Hare Creek and Bunker Gulch Stream Restoration
August 28, 2019
Update: September 11, 2020
This project is now complete! Huge thanks to all of the organizations and individuals who helped bring it to completion. Many future generations of fish and other aquatic and amphibious life salute you.
August 28, 2019
We’re at it again this summer with our ongoing stream habitat restoration projects to benefit coho salmon, funded by two grants from California Department of Fish and Wildlife’s Fisheries Restoration Grant Program.
The coho salmon is an endangered species. Where a single stream was once home to tens of thousands of individuals, now only one or two hundred rugged coho currently return to spawn each year. Mendocino Land Trust is working alongside many other organizations to reverse historic human practices in an effort to restore coho salmon to sustainable numbers.
By removing logging roads and restoring these areas to natural conditions, we reduce the amount of sediment entering the creek. This improves the chance that fertilized salmon eggs will produce live fish, since fine sediment from roads and other sources smothers the gravel needed for spawning and young coho survival. This road removal process is called road decommissioning.
The road shown in the top photo is in Jackson Demonstration State Forest and was right next to the banks of Bunker Gulch. This road is now gone and the stream bank is reconnected to the hillside.
In conjunction with the road decommissioning, we are partnering with the California Conservation Corps to restore salmon habitat at Hare Creek and Bunker Gulch by installing large logs with massive roots in the stream. These large logs will create deeper pools and slower flows for adult fish to rest on their epic journey, while at the same time providing cover for young fish to avoid predators.
A team of highly skilled large equipment operators and several California Conservation Corps crews have been on site for many weeks and are nearing completion. It is exciting to see these large tractors at work in the otherwise peaceful forest. At first, it’s a bit odd, as this is an environmental restoration project after all, and all that tractor work seems out of place. But if you watch for a while, you can see how the crews gradually shape a glen that begins to look like it once was before the logging road was there. The flat road bed is rounded off with graders, and sloped back to the way it was before, a stream bank, as shown above.

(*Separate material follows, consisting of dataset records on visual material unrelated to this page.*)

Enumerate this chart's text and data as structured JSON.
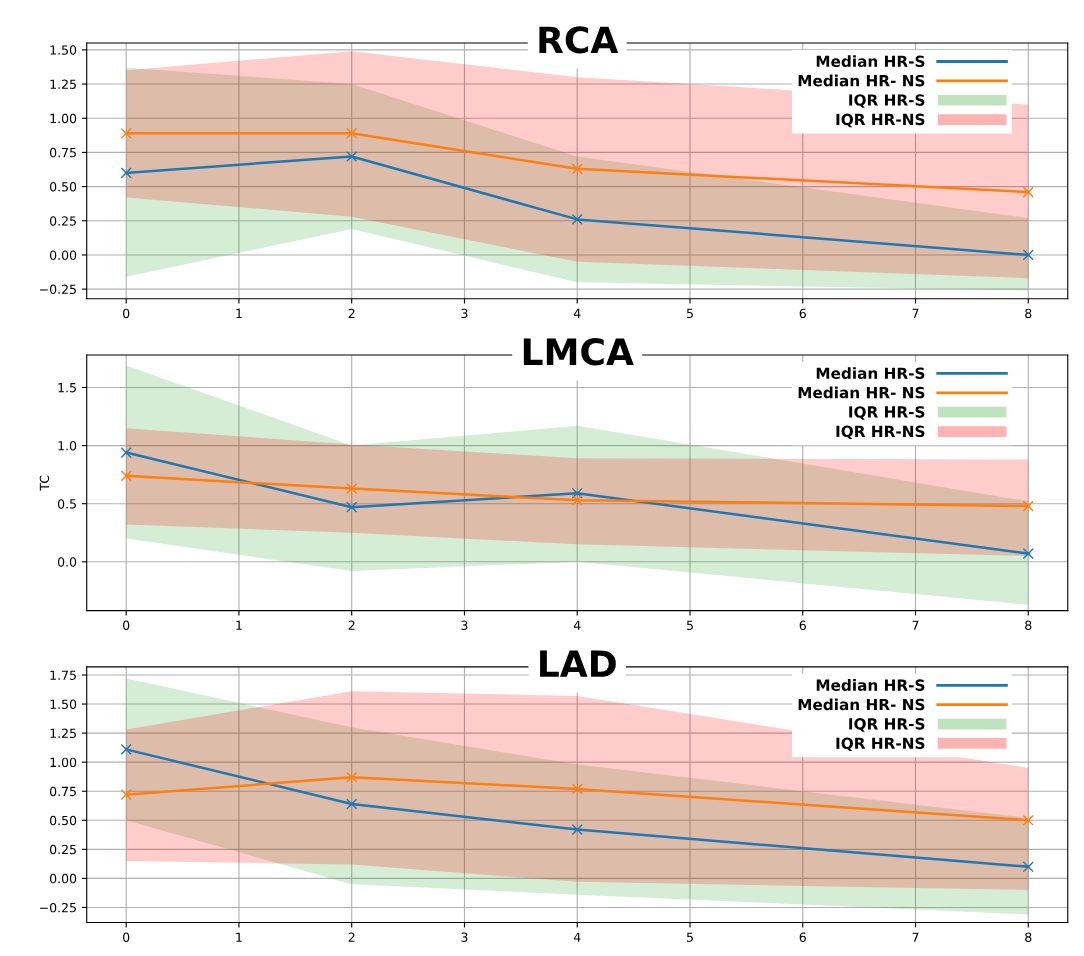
{
  "chart_data": [
    {
      "type": "line",
      "title": "RCA",
      "x": [
        0,
        2,
        4,
        8
      ],
      "xlim": [
        -0.35,
        8.35
      ],
      "xticks": [
        0,
        1,
        2,
        3,
        4,
        5,
        6,
        7,
        8
      ],
      "ylim": [
        -0.32,
        1.55
      ],
      "yticks": [
        {
          "value": -0.25,
          "label": "−0.25"
        },
        {
          "value": 0,
          "label": "0.00"
        },
        {
          "value": 0.25,
          "label": "0.25"
        },
        {
          "value": 0.5,
          "label": "0.50"
        },
        {
          "value": 0.75,
          "label": "0.75"
        },
        {
          "value": 1.0,
          "label": "1.00"
        },
        {
          "value": 1.25,
          "label": "1.25"
        },
        {
          "value": 1.5,
          "label": "1.50"
        }
      ],
      "grid": true,
      "legend": "top right",
      "marker": "cross",
      "series": [
        {
          "name": "Median HR-S",
          "type": "line",
          "color": "#1f77b4",
          "values": [
            0.6,
            0.72,
            0.26,
            0.0
          ]
        },
        {
          "name": "Median HR- NS",
          "type": "line",
          "color": "#ff7f0e",
          "values": [
            0.89,
            0.89,
            0.63,
            0.46
          ]
        },
        {
          "name": "IQR HR-S",
          "type": "line",
          "color": "#2ca02c",
          "values": [
            null,
            null,
            null,
            null
          ],
          "lower": [
            -0.16,
            0.19,
            -0.2,
            -0.26
          ],
          "upper": [
            1.37,
            1.25,
            0.72,
            0.27
          ]
        },
        {
          "name": "IQR HR-NS",
          "type": "line",
          "color": "#ff0000",
          "values": [
            null,
            null,
            null,
            null
          ],
          "lower": [
            0.42,
            0.28,
            -0.05,
            -0.17
          ],
          "upper": [
            1.35,
            1.49,
            1.3,
            1.1
          ]
        }
      ]
    },
    {
      "type": "line",
      "title": "LMCA",
      "ylabel": "TC",
      "x": [
        0,
        2,
        4,
        8
      ],
      "xlim": [
        -0.35,
        8.35
      ],
      "xticks": [
        0,
        1,
        2,
        3,
        4,
        5,
        6,
        7,
        8
      ],
      "ylim": [
        -0.42,
        1.78
      ],
      "yticks": [
        {
          "value": 0,
          "label": "0.0"
        },
        {
          "value": 0.5,
          "label": "0.5"
        },
        {
          "value": 1.0,
          "label": "1.0"
        },
        {
          "value": 1.5,
          "label": "1.5"
        }
      ],
      "grid": true,
      "legend": "top right",
      "marker": "cross",
      "series": [
        {
          "name": "Median HR-S",
          "type": "line",
          "color": "#1f77b4",
          "values": [
            0.94,
            0.47,
            0.59,
            0.07
          ]
        },
        {
          "name": "Median HR- NS",
          "type": "line",
          "color": "#ff7f0e",
          "values": [
            0.74,
            0.63,
            0.53,
            0.48
          ]
        },
        {
          "name": "IQR HR-S",
          "type": "line",
          "color": "#2ca02c",
          "values": [
            null,
            null,
            null,
            null
          ],
          "lower": [
            0.2,
            -0.08,
            0.0,
            -0.37
          ],
          "upper": [
            1.69,
            1.0,
            1.17,
            0.52
          ]
        },
        {
          "name": "IQR HR-NS",
          "type": "line",
          "color": "#ff0000",
          "values": [
            null,
            null,
            null,
            null
          ],
          "lower": [
            0.32,
            0.25,
            0.15,
            0.05
          ],
          "upper": [
            1.15,
            1.01,
            0.89,
            0.88
          ]
        }
      ]
    },
    {
      "type": "line",
      "title": "LAD",
      "x": [
        0,
        2,
        4,
        8
      ],
      "xlim": [
        -0.35,
        8.35
      ],
      "xticks": [
        0,
        1,
        2,
        3,
        4,
        5,
        6,
        7,
        8
      ],
      "ylim": [
        -0.38,
        1.82
      ],
      "yticks": [
        {
          "value": -0.25,
          "label": "−0.25"
        },
        {
          "value": 0,
          "label": "0.00"
        },
        {
          "value": 0.25,
          "label": "0.25"
        },
        {
          "value": 0.5,
          "label": "0.50"
        },
        {
          "value": 0.75,
          "label": "0.75"
        },
        {
          "value": 1.0,
          "label": "1.00"
        },
        {
          "value": 1.25,
          "label": "1.25"
        },
        {
          "value": 1.5,
          "label": "1.50"
        },
        {
          "value": 1.75,
          "label": "1.75"
        }
      ],
      "grid": true,
      "legend": "top right",
      "marker": "cross",
      "series": [
        {
          "name": "Median HR-S",
          "type": "line",
          "color": "#1f77b4",
          "values": [
            1.11,
            0.64,
            0.42,
            0.1
          ]
        },
        {
          "name": "Median HR- NS",
          "type": "line",
          "color": "#ff7f0e",
          "values": [
            0.72,
            0.87,
            0.77,
            0.5
          ]
        },
        {
          "name": "IQR HR-S",
          "type": "line",
          "color": "#2ca02c",
          "values": [
            null,
            null,
            null,
            null
          ],
          "lower": [
            0.5,
            -0.05,
            -0.14,
            -0.31
          ],
          "upper": [
            1.72,
            1.3,
            0.98,
            0.52
          ]
        },
        {
          "name": "IQR HR-NS",
          "type": "line",
          "color": "#ff0000",
          "values": [
            null,
            null,
            null,
            null
          ],
          "lower": [
            0.15,
            0.12,
            -0.03,
            -0.1
          ],
          "upper": [
            1.28,
            1.61,
            1.57,
            0.95
          ]
        }
      ]
    }
  ]
}
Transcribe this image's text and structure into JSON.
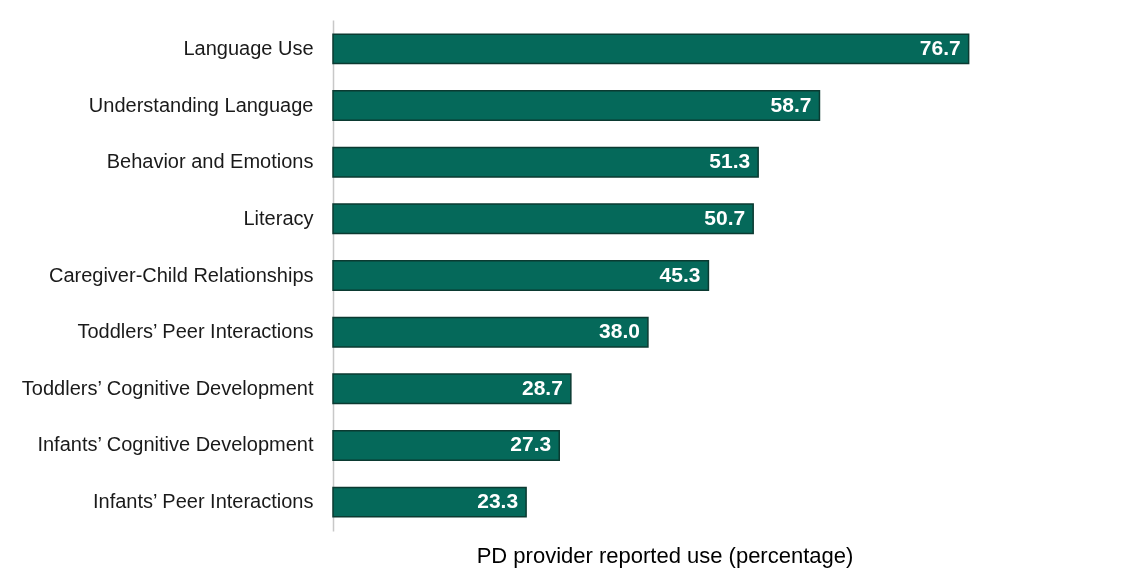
{
  "chart_data": {
    "type": "bar",
    "orientation": "horizontal",
    "xlabel": "PD provider reported use (percentage)",
    "categories": [
      "Language Use",
      "Understanding Language",
      "Behavior and Emotions",
      "Literacy",
      "Caregiver-Child Relationships",
      "Toddlers’ Peer Interactions",
      "Toddlers’ Cognitive Development",
      "Infants’ Cognitive Development",
      "Infants’ Peer Interactions"
    ],
    "values": [
      76.7,
      58.7,
      51.3,
      50.7,
      45.3,
      38.0,
      28.7,
      27.3,
      23.3
    ],
    "value_labels": [
      "76.7",
      "58.7",
      "51.3",
      "50.7",
      "45.3",
      "38.0",
      "28.7",
      "27.3",
      "23.3"
    ],
    "color": "#05695a",
    "grid": false
  }
}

The crews cover newly graded stream banks with lots of branches and other plant material so that the soil will remain in place when the rain returns. The tractors also dig out all the culverts that were placed under the road for the side streams that flow into Hare Creek, and re-create the original gullies, through which the waters will naturally flow, once again.
Finally, as we’ve done for many years at different locations, we’re installing large pieces of trees in the streambeds at Hare Creek and Bunker Gulch. Here again the large tractors cable-pull huge fallen trees off the hillsides, pick them up like toothpicks and swing them around (see top photo) before gently placing them into the stream banks to create deep pools in the water.